GIVE the people their say.

That is the message to health chiefs after councillors demanded a referendum on fluoridation.

Southampton City Council agreed to call on South Central Strategic Health Authority to hold a public vote on the controversial scheme to add fluoride to the tap water of nearly 200,000 Hampshire residents.

The move is the latest significant development in the campaign, backed by the Daily Echo, for a referendum to decide on the scheme because of claims residents’ views have been ignored.

But health bosses again last night insisted the vote, by the only local authority which previously had supported fluoridation, would change nothing.

The motion, calling on the SHA to hold a referendum and be bound by its result, was backed by the City Council’s ruling Tories while opposition Liberal Democrat and Labour councillors abstained.

Tory councillor and deputy council leader Royston Smith, who received rapturous applause from around 40 anti-fluoride campaigners packed into the council chamber, said the public consultation had been “flawed at best, but at worst it was probably derisory”.

Earlier, a group of activists waved banners and placards as they demonstrated outside the Civic Centre before the meeting.

Cllr Smith said: “The electorate are our employees. It would make sense that the people who are going to be affected by this should be the ones that should be consulted.”

He said the mechanism for holding a referendum was irrelevant. “This motion sets out very clearly what should happen. People should have the opportunity to have their say in a referendum and the SHA should hold that – and they should be bound by that result.”
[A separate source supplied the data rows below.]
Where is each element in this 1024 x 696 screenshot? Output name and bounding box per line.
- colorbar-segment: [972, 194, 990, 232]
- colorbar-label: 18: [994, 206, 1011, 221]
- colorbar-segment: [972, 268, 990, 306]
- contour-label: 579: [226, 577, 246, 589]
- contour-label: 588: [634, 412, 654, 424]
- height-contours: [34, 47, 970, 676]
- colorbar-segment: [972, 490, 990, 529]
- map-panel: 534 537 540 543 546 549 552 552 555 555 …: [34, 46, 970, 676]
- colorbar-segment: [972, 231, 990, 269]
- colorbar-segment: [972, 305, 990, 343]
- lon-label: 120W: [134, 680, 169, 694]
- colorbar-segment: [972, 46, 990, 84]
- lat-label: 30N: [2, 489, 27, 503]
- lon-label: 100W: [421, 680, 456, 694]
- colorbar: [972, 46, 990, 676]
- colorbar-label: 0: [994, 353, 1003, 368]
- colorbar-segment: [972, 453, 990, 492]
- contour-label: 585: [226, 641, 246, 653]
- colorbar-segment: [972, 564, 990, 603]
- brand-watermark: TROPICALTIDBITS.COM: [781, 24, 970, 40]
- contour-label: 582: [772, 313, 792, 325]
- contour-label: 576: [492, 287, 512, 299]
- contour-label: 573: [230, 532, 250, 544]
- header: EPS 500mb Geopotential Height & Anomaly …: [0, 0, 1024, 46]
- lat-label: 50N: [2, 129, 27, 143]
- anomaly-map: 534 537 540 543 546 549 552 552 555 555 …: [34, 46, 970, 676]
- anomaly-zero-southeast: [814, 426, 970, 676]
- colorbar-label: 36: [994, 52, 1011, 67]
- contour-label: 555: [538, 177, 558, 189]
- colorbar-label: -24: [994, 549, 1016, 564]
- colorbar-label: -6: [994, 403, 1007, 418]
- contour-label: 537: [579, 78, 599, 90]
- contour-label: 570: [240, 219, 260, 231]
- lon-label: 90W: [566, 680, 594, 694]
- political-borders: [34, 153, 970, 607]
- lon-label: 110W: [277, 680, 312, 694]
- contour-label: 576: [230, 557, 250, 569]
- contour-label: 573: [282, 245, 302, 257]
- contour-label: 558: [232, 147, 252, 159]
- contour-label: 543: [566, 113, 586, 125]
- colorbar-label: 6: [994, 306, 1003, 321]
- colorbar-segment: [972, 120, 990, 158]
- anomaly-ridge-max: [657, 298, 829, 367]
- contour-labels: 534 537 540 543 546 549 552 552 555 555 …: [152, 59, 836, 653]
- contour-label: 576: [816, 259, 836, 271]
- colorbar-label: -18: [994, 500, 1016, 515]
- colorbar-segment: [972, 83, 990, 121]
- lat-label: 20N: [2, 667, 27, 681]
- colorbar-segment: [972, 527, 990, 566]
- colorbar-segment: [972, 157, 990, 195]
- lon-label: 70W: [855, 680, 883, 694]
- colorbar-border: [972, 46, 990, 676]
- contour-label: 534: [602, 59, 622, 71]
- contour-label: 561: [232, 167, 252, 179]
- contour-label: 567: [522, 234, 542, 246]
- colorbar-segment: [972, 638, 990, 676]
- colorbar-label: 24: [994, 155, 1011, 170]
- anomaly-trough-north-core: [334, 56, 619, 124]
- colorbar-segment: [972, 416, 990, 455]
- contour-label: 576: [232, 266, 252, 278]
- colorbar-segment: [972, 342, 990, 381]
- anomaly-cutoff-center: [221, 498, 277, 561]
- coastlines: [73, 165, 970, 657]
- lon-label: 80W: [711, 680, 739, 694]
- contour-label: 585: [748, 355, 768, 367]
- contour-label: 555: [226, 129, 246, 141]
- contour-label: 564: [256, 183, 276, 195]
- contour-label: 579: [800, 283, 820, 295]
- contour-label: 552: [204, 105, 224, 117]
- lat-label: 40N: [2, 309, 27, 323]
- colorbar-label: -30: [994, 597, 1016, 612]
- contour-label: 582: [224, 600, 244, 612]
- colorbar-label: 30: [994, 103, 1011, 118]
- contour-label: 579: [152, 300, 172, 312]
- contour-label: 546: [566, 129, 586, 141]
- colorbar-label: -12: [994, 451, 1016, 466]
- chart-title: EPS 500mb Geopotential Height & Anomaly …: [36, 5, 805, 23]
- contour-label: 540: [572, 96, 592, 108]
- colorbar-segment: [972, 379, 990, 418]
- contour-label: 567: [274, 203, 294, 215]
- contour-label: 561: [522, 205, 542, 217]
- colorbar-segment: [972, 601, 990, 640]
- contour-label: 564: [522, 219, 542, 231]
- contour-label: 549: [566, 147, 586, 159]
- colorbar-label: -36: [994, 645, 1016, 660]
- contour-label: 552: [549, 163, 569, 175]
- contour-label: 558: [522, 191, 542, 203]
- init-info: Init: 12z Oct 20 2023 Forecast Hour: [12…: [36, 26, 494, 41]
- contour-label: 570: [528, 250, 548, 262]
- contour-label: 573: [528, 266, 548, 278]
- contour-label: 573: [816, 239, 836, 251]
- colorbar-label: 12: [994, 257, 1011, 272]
Opposition councillors labelled yesterday’s debate on a fluoride referendum as “shameless electioneering”, attacking the motion – tabled by Tories Royston Smith and Jeremy Moulton, who are both bidding to become MPs – as highly political, costly and impractical.

Labour councillor Peter Marsh Jenks, who backed fluoridation when the council debated it during the initial public consultation, led the criticism.

He said: “Two Tory prospective parliamentary candidates are hijacking a Southampton City Council meeting to beg for people to vote for them in the general election. It’s a shameful attempt to get them elected.”

Fellow Labour councillor Simon Letts said debate was pointless, as the SHA had no powers to call a referendum and that local authority boundaries did not fit within the proposed fluoridation zone.

Anti-fluoride campaigners said they are also pleased the scheme is again being debated, but do not support calls for a referendum because they believe the people have already had their say.

An SHA spokesman said the authority does not believe the council’s decision will lead to a public vote: “There is no mechanism by which South Central Strategic Health Authority is able to hold a referendum.”


• New chairman of Hampshire Against Fluoridation Stephen Peckham said: “There’s already been a vote and 72 per cent of the people said no.

“More than 10,000 people were involved in the consultation and that’s quite a substantial proportion of the people who would be able to vote on it.

“The people don’t want it and there can be no justifiable grounds for going ahead with it.”


Romsey and Southampton North MP Sandra Gidley last night welcomed the council’s vote, and said she believes the final say must lie with the people affected.

She said: “I’ve supported the idea of a referendum because the whole consultation and decision making process was shown to be totally undemocratic.

“The SHA view seemed to be ‘oh well, the majority are against but we know best’.

“I’m pleased the decision has been made, but unfortunately I think it will be ineffective.”